The Home Office appealed against his ruling, arguing that the Home Secretary has a ‘wide decision’ and is ‘entitled to implement provisions about notice being deemed to have occurred’.

The appeal was dismissed on Wednesday, though.

Lady Justice Whipple said preset law does not give powers ‘of such breadth that the Home Secretary can deem notice to have been given where no step at all has been taken to communicate the notice to the person concerned and the order has simply been put on the person’s Home Office file’. 

Shamima Begum has been at the al-Roj camp since 2019. She infamously fled the UK with fellow teenagers Amira Abase and Kadiza Sultana as a 15-year-old schoolgirl in February 2015

The judge added: ‘To permit that would be to permit the statute to be subverted by secondary legislation.

‘Only Parliament can decide that the requirement for notice… should be altered in this way.’ 

Lady Justice Whipple also said Parliament is current considering the Nationality and Borders Bill, which proposes removing the requirement to give notice in circumstances where it is deemed ‘not reasonably practicable’.

Agreeing with Lord Justice Whipple, Lord Justice Baker said: ‘There may be good policy reasons for empowering the Secretary of State to deprive a person of citizenship, but such a step is not lawful under (the current) legislation.

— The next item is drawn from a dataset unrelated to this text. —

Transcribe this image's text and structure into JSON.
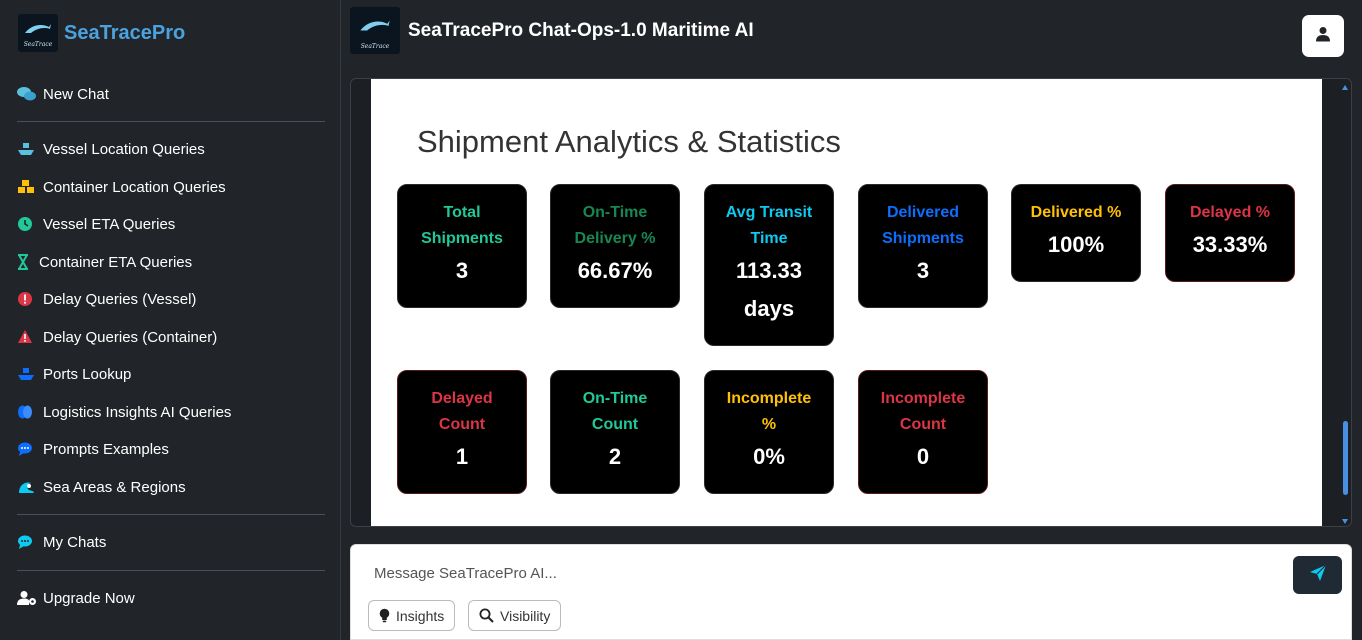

‘If the Government wishes to empower the Secretary of State in that way, it must persuade Parliament to amend the primary legislation.

‘That is what it is currently seeking to do under the Nationality and Borders Bill.’

Sir Geoffrey Vos disagreed with both judges, stating the current law would be ‘neutered’ if citizenship could not be removed from a person who has no representative and cannot be contacted.

His view, though, was in the minority and the appeal was dismissed.

Maya Foa, director of human rights advocacy group Reprieve, said in a statement after the ruling: ‘The decision confirms that stripping a British national of their citizenship in secret is illegal.

‘But the Government is already cynically attempting to circumvent the courts by using Clause 9 of the Nationality and Borders Bill to render this ruling moot, making a mockery of the rule of law.

‘Ministers should change course and recognise that depriving people of their citizenship without even telling them is an affront to British principles of justice and fairness.’

The Home Office was refused permission to appeal to the Supreme Court, but can ask the court directly to consider the case.

Shamima Begum is among what is believed to be a 50-strong British contingent of women and children at the al-Roj camp, which houses around 800 families in total. 

The authorities at the camp – the Kurdish-led and Western-backed Syrian Democratic Forces – have banned black clothing, the colour of ISIS, and black face veils.